Par un pourvoi sommaire, un mémoire complémentaire et un mémoire en réplique, enregistrés les 12 mars et 5 septembre 2018 et le 10 septembre 2019 au secrétariat du contentieux du Conseil d'Etat, M. A... demande au Conseil d'Etat :
1°) d'annuler ce jugement ;
2°) de mettre à la charge du département du Gard la somme de 3 000 euros, à verser à la SCP Monod, Colin, Stoclet, son avocat, au titre de l'article L. 761-1 du code de justice administrative et de l'article 37 de la loi du 10 juillet 1991.

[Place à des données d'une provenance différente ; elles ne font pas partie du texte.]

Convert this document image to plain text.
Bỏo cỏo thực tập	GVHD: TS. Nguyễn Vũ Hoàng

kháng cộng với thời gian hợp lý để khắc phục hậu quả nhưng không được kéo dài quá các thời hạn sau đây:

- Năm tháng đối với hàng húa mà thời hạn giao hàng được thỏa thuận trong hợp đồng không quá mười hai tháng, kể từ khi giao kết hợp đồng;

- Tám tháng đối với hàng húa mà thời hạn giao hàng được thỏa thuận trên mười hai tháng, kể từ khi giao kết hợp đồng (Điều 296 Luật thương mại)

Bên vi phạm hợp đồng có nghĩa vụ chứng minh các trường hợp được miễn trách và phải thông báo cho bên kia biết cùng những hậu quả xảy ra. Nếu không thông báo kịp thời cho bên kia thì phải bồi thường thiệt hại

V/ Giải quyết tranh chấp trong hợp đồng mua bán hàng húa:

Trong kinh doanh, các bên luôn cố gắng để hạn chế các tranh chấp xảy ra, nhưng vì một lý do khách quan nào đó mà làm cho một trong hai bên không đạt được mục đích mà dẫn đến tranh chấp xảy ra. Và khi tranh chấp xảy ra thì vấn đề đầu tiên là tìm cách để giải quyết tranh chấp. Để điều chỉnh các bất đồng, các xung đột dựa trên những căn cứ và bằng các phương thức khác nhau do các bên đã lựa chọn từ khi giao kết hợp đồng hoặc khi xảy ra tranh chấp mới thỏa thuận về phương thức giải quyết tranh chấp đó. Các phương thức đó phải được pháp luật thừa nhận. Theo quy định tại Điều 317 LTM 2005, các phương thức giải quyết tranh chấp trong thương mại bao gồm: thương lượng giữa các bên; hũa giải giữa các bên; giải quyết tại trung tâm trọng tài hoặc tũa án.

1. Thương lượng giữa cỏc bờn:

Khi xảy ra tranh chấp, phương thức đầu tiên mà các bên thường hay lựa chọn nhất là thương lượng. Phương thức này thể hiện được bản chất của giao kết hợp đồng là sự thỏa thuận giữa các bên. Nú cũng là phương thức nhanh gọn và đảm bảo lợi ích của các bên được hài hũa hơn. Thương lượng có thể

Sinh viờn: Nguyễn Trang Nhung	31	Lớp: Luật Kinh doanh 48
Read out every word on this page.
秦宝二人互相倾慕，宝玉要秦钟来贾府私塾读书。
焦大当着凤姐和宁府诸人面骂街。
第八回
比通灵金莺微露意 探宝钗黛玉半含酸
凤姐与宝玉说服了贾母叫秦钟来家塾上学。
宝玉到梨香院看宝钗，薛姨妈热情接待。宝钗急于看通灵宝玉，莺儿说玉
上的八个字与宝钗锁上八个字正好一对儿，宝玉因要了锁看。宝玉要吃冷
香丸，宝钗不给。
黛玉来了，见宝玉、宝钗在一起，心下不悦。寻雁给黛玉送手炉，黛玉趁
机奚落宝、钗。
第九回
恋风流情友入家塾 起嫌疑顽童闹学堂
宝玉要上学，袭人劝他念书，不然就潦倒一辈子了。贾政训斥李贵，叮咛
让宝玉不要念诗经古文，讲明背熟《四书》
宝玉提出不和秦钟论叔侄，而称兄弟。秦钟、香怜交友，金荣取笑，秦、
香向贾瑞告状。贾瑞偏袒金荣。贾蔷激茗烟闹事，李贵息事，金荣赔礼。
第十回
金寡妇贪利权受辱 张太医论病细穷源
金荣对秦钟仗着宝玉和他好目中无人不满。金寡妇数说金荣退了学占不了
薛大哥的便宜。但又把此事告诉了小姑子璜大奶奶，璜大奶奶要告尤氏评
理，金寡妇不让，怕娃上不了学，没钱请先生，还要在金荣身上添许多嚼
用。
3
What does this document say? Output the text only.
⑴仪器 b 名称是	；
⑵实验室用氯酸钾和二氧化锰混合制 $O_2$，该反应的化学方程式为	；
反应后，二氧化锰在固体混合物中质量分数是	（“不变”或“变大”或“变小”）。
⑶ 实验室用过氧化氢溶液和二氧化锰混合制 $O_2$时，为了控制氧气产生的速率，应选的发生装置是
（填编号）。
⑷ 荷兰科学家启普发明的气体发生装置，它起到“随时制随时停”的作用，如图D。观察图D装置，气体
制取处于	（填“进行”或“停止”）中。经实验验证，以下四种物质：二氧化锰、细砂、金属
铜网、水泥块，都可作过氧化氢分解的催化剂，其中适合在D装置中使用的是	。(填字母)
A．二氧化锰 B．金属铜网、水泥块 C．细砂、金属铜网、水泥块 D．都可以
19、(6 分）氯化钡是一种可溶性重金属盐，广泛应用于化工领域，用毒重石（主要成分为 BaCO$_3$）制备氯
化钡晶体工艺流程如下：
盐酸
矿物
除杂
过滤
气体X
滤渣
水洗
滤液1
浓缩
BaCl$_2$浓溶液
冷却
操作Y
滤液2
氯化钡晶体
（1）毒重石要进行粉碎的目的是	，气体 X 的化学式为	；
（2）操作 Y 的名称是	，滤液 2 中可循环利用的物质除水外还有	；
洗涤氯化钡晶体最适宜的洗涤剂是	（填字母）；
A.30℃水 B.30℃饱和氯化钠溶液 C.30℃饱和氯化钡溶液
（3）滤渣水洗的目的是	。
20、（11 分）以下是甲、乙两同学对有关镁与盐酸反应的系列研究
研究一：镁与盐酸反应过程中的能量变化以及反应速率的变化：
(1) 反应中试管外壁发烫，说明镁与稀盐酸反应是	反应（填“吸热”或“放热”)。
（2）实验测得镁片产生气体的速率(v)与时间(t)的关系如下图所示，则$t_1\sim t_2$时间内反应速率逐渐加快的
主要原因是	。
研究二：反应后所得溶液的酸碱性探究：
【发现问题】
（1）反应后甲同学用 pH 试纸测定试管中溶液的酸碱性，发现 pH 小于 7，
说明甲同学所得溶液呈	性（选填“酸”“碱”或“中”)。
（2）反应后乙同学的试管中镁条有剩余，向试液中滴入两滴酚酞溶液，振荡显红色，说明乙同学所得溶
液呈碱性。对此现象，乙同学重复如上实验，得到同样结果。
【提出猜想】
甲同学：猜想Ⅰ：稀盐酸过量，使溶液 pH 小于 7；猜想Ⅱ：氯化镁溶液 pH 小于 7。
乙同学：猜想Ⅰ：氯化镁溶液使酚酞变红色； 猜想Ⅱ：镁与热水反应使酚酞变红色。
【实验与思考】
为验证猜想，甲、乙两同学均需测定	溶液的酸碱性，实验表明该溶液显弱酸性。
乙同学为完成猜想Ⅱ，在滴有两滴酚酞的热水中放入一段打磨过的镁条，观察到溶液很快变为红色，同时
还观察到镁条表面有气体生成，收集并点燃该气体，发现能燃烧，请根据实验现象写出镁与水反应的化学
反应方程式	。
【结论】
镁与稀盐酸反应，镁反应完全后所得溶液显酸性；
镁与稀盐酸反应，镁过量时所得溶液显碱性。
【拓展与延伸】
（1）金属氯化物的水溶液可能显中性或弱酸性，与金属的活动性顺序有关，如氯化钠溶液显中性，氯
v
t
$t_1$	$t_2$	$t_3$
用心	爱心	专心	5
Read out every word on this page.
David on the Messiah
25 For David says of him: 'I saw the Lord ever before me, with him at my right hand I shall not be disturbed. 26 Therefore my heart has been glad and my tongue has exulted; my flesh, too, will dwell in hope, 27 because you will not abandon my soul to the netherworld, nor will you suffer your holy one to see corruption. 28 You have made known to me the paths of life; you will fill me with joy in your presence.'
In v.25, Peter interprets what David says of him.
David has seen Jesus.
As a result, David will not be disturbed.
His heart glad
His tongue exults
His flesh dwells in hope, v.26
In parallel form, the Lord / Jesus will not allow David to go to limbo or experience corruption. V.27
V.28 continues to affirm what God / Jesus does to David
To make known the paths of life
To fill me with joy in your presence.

Vu les autres pièces du dossier ;
Vu :
- le code de l'action sociale et des familles ;
- le code de la sécurité sociale ;
- la loi n° 91-647 du 10 juillet 1991 ;
- la loi n° 2008-1249 du 1er décembre 2008 ;
- le code de justice administrative ;
Après avoir entendu en séance publique :
- le rapport de M. Jean-Luc Nevache, conseiller d'Etat,
- les conclusions de M. Rémi Decout-Paolini, rapporteur public ;
La parole ayant été donnée, avant et après les conclusions, à la SCP Monod, Colin, Stoclet, avocat de M. A... et à la SCP Lyon-Caen, Thiriez, avocat du département du Gard ;
Considérant ce qui suit :
1. Il ressort des pièces du dossier soumis au juge du fond que M. A..., bénéficiaire du revenu minimum d'insertion depuis le 21 janvier 1989, puis du revenu de solidarité active depuis le 1er juin 2009, a atteint l'âge de soixante-cinq ans le 9 janvier 2015. A la suite d'un premier recours gracieux de M. A... contre une décision du 26 mai 2015 par laquelle la caisse d'allocations familiales du Gard avait mis fin à son droit au revenu de solidarité active au motif qu'il n'avait pas accompli les démarches nécessaires pour faire valoir ses droits à la retraite, le département du Gard a décidé, le 5 octobre 2015, de reprendre le versement de cette prestation à compter du mois de février 2015, puis lui a proposé, par des courriers des 9 et 20 octobre et 24 novembre 2015, différents rendez-vous pour faire le point sur sa situation et l'aider dans ses démarches. Par un courrier du 14 octobre 2015, la caisse d'allocations familiales a confirmé la mise en place d'un accompagnement social et, par un courrier du 15 décembre 2015, le département a informé M. A... de ce que son droit au revenu de solidarité active avait été rétabli pour une durée de quatre mois pour lui permettre de faire valoir ses droits à prestations. En l'absence de démarche de l'intéressé, la caisse d'allocations familiales a suspendu son droit au revenu de solidarité active par une décision du 15 avril 2016, confirmée le 20 juillet 2016 par une décision du président du conseil départemental du Gard rejetant le recours gracieux de M. A.... Celui-ci se pourvoit en cassation contre le jugement du 28 février 2018 par lequel le tribunal administratif de Nîmes a rejeté sa demande tendant à l'annulation de cette décision.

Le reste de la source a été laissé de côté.